64. Recalling the G20 Energy Ministers’ Meeting in Goa on 22 July 2023, the urgency of accelerating efforts towards clean energy transitions was recognized. The discussions covered a range of issues including, inter alia, the climate energy nexus, further accelerating the scaling up of renewable energy, tripling of renewable energy capacity, phasing down of unabated fossil fuels, doubling the global rate of improvement of energy efficiency, scaling up of already available low and zero emission technologies, carbon removal and abatement technologies, diversification of energy mix, net zero energy systems and access to low-cost financing for developing countries. The importance of leadership role of the G20, and progress in mitigation commitments in recent COP decisions was emphasized in the context of keeping 1.5 degrees alive. There exist divergent views among G20 members on the mandate of the Environment and Climate Sustainability Working Group to discuss energy issues in light of the existence of a separate Energy Transition Working Group. [CarrZee — WTF buckpassing here?] There also exist divergent views on the issues of energy transitions and how to reflect them in this document. G20 members expressed views reiterating their positions [CarrZee – rather than negotiating properly?].

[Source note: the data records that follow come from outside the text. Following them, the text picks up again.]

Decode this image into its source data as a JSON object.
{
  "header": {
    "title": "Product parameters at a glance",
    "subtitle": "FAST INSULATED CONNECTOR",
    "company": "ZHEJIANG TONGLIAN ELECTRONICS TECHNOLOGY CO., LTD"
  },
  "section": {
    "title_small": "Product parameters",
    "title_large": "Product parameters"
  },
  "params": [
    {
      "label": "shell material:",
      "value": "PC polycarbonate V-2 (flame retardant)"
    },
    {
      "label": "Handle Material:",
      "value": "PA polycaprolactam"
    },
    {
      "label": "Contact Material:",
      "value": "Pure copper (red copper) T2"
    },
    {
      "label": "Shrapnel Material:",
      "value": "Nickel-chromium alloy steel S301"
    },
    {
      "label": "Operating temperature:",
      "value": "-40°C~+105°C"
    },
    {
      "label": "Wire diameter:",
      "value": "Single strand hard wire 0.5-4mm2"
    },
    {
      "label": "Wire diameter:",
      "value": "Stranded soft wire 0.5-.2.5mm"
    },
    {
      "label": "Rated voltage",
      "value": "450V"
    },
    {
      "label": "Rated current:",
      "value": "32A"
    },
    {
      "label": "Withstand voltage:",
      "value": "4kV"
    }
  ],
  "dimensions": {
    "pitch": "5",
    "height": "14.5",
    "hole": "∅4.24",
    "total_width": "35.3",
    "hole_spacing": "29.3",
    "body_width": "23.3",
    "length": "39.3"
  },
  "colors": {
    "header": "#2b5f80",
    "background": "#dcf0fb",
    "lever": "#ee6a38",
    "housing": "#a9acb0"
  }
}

65. Some members expressed the need for deliberation on the issue of disguised trade restrictions and Carbon Border Adjustment Mechanism (CBAM) on the grounds of climate action, and several members were not in agreement regarding the same.

Geopolitical Issue

66. The war in Ukraine has further adversely impacted the global economy. There was a discussion on the issue. We reiterated our national positions as expressed in other fora, including the UN Security Council and the UN General Assembly, which, in Resolution No. ES-11/1 dated 2 March 2022, as adopted by majority vote (141 votes for, 5 against, 35 abstentions, 12 absent) deplores in the strongest terms the aggression by the Russian Federation against Ukraine and demands its complete and unconditional withdrawal from the territory of Ukraine. Most members strongly condemned the war in Ukraine and stressed it is causing immense human suffering and exacerbating existing fragilities in the global economy – constraining growth, increasing inflation, disrupting supply chains, heightening energy and food insecurity, and elevating financial stability risks. There were other views and different assessments of the situation and sanctions. Recognizing that the G20 is (25) not the forum to resolve security issues, we acknowledge that security issues can have significant consequences for the global economy

See these 2 notes

1 Russia recognizes the status of this document as Chair’s Summary due to inclusion of Paragraph 66, as well as the non-agreed paragraphs that do not reflect a variety of countries’ environment and climate policies and pathways of their implementation. Russia supports the consensus language. Russia has expressed its distinct view on the situation in Ukraine, geopolitical tensions, sanctions and certain topics of environment and climate agenda during the meeting.

2 China stated that the G20 ECSWG is not the right platform to address security issues and opposed the inclusion of the geopolitical related content.

NOTE

DW snip:

Speaking to weekly magazine , in an interview first published on Saturday, Skea warned against laying too much value on the international community’s current nominal target of limiting global warming to 1.5 degrees Celsius compared the pre-industrial era.

“We should not despair and fall into a state of shock” if global temperatures were to increase by this amount, he said.

In a separate discussion with German news agency DPA, Skea expanded on why. 

“If you constantly communicate the message that we are all doomed to extinction, then that paralyzes people and prevents them from taking the necessary steps to get a grip on climate change,” he said.

I let Mr Skea have the final word in July, but I want to say this month (Sept. 5) that the message should not be that “we are doomed” but that we need big changes to market rules and those changes don’t need to hurt voters much, which clever policy. Voting people will get it if you explain it in stark terms…and autocrats should explain it too, to prevent riots.

(Tweaked headline to drop incorrect reference to last month. I meant a month ago.)